(urth) Re: urth-urth.net Digest, Vol 4, Issue 19

Iorwerth Thomas iorweththomas at hotmail.com
Sat Dec 11 11:32:09 PST 2004

>I'm sure I could find some easily among the nuns a many a parochial school
>(increasingly easily depending on the definition of "Creationist").

On reflection, the same is probably true of many an Anglican Sunday school 

>I don't
>consider this a put down (although I recognize that many think it is,
>Catholic or not).
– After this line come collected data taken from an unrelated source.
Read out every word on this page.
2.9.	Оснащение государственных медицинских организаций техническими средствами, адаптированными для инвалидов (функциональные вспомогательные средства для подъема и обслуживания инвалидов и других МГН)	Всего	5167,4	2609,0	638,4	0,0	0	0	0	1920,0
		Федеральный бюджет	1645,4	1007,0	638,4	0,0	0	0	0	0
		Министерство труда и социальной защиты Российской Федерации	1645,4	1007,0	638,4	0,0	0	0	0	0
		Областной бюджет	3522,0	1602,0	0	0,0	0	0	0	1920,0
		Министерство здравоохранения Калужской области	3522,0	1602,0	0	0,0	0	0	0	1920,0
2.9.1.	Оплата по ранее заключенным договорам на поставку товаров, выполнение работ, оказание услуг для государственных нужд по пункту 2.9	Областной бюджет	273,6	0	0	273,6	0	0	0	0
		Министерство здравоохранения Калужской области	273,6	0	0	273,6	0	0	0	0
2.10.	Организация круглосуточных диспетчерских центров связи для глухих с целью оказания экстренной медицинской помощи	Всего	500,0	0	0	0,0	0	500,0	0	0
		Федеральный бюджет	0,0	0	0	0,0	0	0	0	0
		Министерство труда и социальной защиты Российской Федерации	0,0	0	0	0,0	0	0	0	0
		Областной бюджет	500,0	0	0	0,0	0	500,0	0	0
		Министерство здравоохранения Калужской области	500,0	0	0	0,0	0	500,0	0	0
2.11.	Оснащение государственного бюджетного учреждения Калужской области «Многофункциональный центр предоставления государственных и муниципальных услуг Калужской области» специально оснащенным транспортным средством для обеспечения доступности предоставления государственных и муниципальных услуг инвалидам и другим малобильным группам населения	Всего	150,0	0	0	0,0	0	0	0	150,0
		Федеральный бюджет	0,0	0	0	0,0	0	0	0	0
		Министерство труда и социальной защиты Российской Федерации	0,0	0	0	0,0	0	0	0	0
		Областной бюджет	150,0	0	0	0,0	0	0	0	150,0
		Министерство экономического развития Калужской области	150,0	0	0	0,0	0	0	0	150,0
I know many educated intelligent Creationists of various

A friend of mine was (and is, as far as I'm aware) a Creationist Mormon - 
and he was one of the best educated and intelligent people I've met.  I 
still think that he's wrong, though :)  (And he was prepared to admit that 
the evidence was against him, which is fair enough.)  But there's no logical 
link between being a Creationist and being stupid; it may just be difficult 
to be one and an evolutionary biologist...

I think that what originally got my goat was the suggestion that attempting 
to harmonise one's scientific and religous beliefs was not something that 
Protestants did, which is false - it also appeared to iilegitamately 
generalise over all the thousands of Protestant groups, which is a bit 
risky, since as well as Creationists, these various denominations and 
schools of thought include Anglicans (who don't agree on anything [1]) and 
liberal Protestant process philosophers (eg. David Ray Griffin), for whom 
evolutionary thought is an important part of their theology.


[1]  This is an empirical observation made by myself, as an Anglican.